Looking at Yahoo today, there are at least two big picture questions: (1) Why does the stock keep going up if revenue isn't growing? and (2) Does the stock's success suggest that Mayer is brilliant, lucky, or overrated?
The answer to the first question helps to answer the second question. The irony of the Mayer Stimulus is that much of the stock increase has been driven by investments by the CEOs that came before her. Co-founder Jerry Yang negotiated a 25 percent stake in Alibaba, the Chinese online search-and-commerce juggernaut, which has exploded in the last year and is nearing an IPO. “Most of the enthusiasm about Yahoo’s stock price is a reflection of the company’s investment in Alibaba [the Chinese search-and-shopping giant] and Yahoo Japan,” said analyst Scott Kessler.

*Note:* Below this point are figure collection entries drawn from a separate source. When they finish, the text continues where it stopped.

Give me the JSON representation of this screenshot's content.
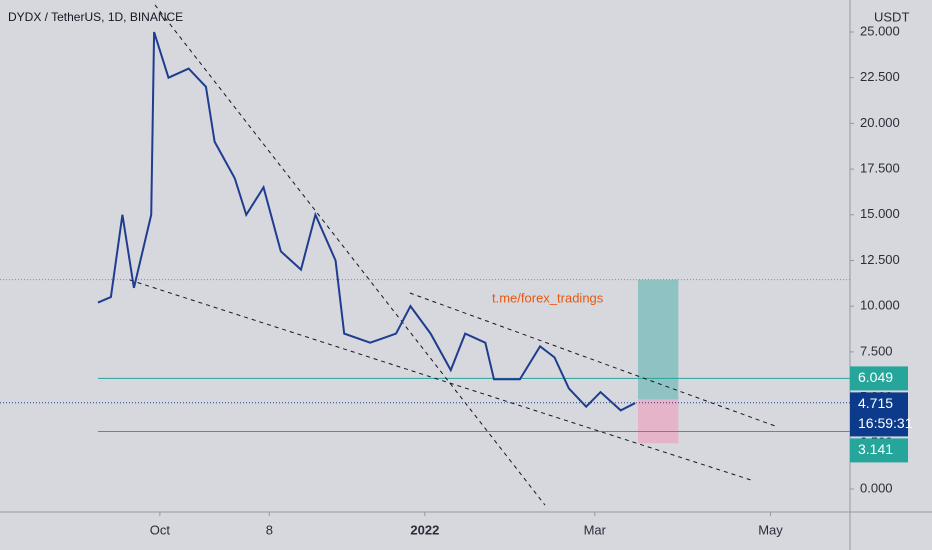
{
  "chart_data": {
    "type": "line",
    "title": "DYDX / TetherUS, 1D, BINANCE",
    "y_unit": "USDT",
    "annotation": "t.me/forex_tradings",
    "x": [
      -21.5,
      -17,
      -13,
      -9,
      -3,
      -2,
      3,
      10,
      16,
      19,
      26,
      30,
      36,
      42,
      49,
      54,
      61,
      64,
      73,
      82,
      87,
      94,
      101,
      106,
      113,
      116,
      125,
      132,
      137,
      142,
      148,
      153,
      160,
      165
    ],
    "series": [
      {
        "name": "DYDX / TetherUS",
        "color": "#1f3d8f",
        "values": [
          10.2,
          10.5,
          15,
          11,
          15,
          25,
          22.5,
          23,
          22,
          19,
          17,
          15,
          16.5,
          13,
          12,
          15,
          12.5,
          8.5,
          8,
          8.5,
          10,
          8.5,
          6.5,
          8.5,
          8,
          6,
          6,
          7.8,
          7.2,
          5.5,
          4.5,
          5.3,
          4.3,
          4.7
        ]
      }
    ],
    "xlim": [
      -55.5,
      239.6
    ],
    "ylim": [
      -1.26,
      26.75
    ],
    "xticks": [
      {
        "value": 0,
        "label": "Oct"
      },
      {
        "value": 38,
        "label": "8"
      },
      {
        "value": 92,
        "label": "2022"
      },
      {
        "value": 151,
        "label": "Mar"
      },
      {
        "value": 212,
        "label": "May"
      }
    ],
    "yticks": [
      {
        "value": 0,
        "label": "0.000"
      },
      {
        "value": 2.5,
        "label": "2.500"
      },
      {
        "value": 5,
        "label": "5.000"
      },
      {
        "value": 7.5,
        "label": "7.500"
      },
      {
        "value": 10,
        "label": "10.000"
      },
      {
        "value": 12.5,
        "label": "12.500"
      },
      {
        "value": 15,
        "label": "15.000"
      },
      {
        "value": 17.5,
        "label": "17.500"
      },
      {
        "value": 20,
        "label": "20.000"
      },
      {
        "value": 22.5,
        "label": "22.500"
      },
      {
        "value": 25,
        "label": "25.000"
      }
    ],
    "levels": [
      {
        "value": 6.049,
        "label": "6.049",
        "color": "#26a69a"
      },
      {
        "value": 4.715,
        "label": "4.715",
        "color": "#0d3b8c",
        "countdown": "16:59:31"
      },
      {
        "value": 3.141,
        "label": "3.141",
        "color": "#26a69a"
      }
    ],
    "position": {
      "start": 166,
      "end": 180,
      "target": 11.45,
      "entry": 4.9,
      "stop": 2.5
    },
    "trendlines": [
      [
        [
          -1.7,
          26.48
        ],
        [
          133.7,
          -0.88
        ]
      ],
      [
        [
          86.8,
          10.72
        ],
        [
          213.5,
          3.45
        ]
      ],
      [
        [
          -10.4,
          11.43
        ],
        [
          205.2,
          0.49
        ]
      ]
    ]
  }
}
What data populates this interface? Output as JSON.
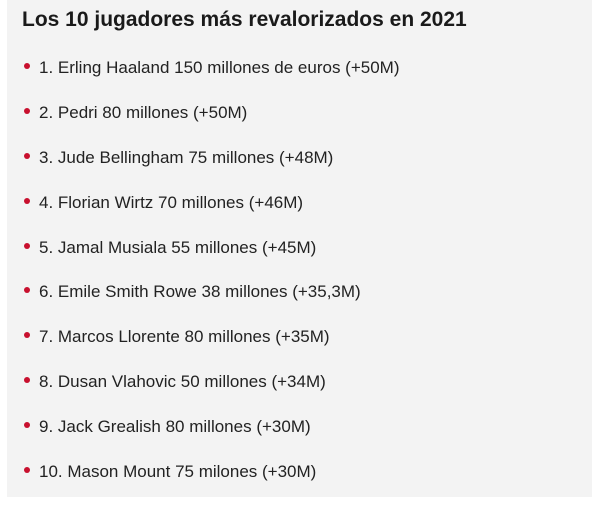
{
  "title": "Los 10 jugadores más revalorizados en 2021",
  "bullet_color": "#c8102e",
  "items": [
    "1. Erling Haaland 150 millones de euros (+50M)",
    "2. Pedri 80 millones (+50M)",
    "3. Jude Bellingham 75 millones (+48M)",
    "4. Florian Wirtz 70 millones (+46M)",
    "5. Jamal Musiala 55 millones (+45M)",
    "6. Emile Smith Rowe 38 millones (+35,3M)",
    "7. Marcos Llorente 80 millones (+35M)",
    "8. Dusan Vlahovic 50 millones (+34M)",
    "9. Jack Grealish 80 millones (+30M)",
    "10. Mason Mount 75 milones (+30M)"
  ]
}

So, yes, Marissa Mayer has been very, very lucky. Yahoo emerged from a four-year nap just as she took the job, thanks to the appreciation of an investment made years earlier. But luck and skill aren't mutually exclusive. Yahoo is a online-advertising business—search and display—and Mayer understands the most important thing about online advertising, which is that it's moving to mobile and the company wasn't ready for it. Look beyond the $1.1 billion purchase of Tumblr and the glitzy mag and conference appearances, and that's where Mayer's focus has been: Dragging the company into mobile age by updating its email, apps, video, and news portals for ambulatory, non-desktop readers.
The upshot is that Yahoo, an original tech hero of the 1990s, has become a singular metaphor for the promise and woes of the industry: So many readers, so little lucre. Facebook and Google together make up nearly 70 percent of the mobile advertising market, with Mayer's company coming in at a distant third. Yahoo has room to grow, and money to spend, but, crucially, it doesn't have a dominant mobile operating system or a universal social network around which it can build an ecosystem for capturing and (ugh, yes, this word ...) monetizing mobile audiences. Google makes the software that powers 50 percent of all smartphones. Facebook has an ingenious one-column-scroll home built perfectly to incorporate native advertising seen by hundreds of millions of people a day. Yahoo has lots of popular sites and apps, but it doesn't have a strategic advantage in systems, search, or social.
Turning around Yahoo's image was hard work. Marissa Mayer did it. Turning around the business will be harder.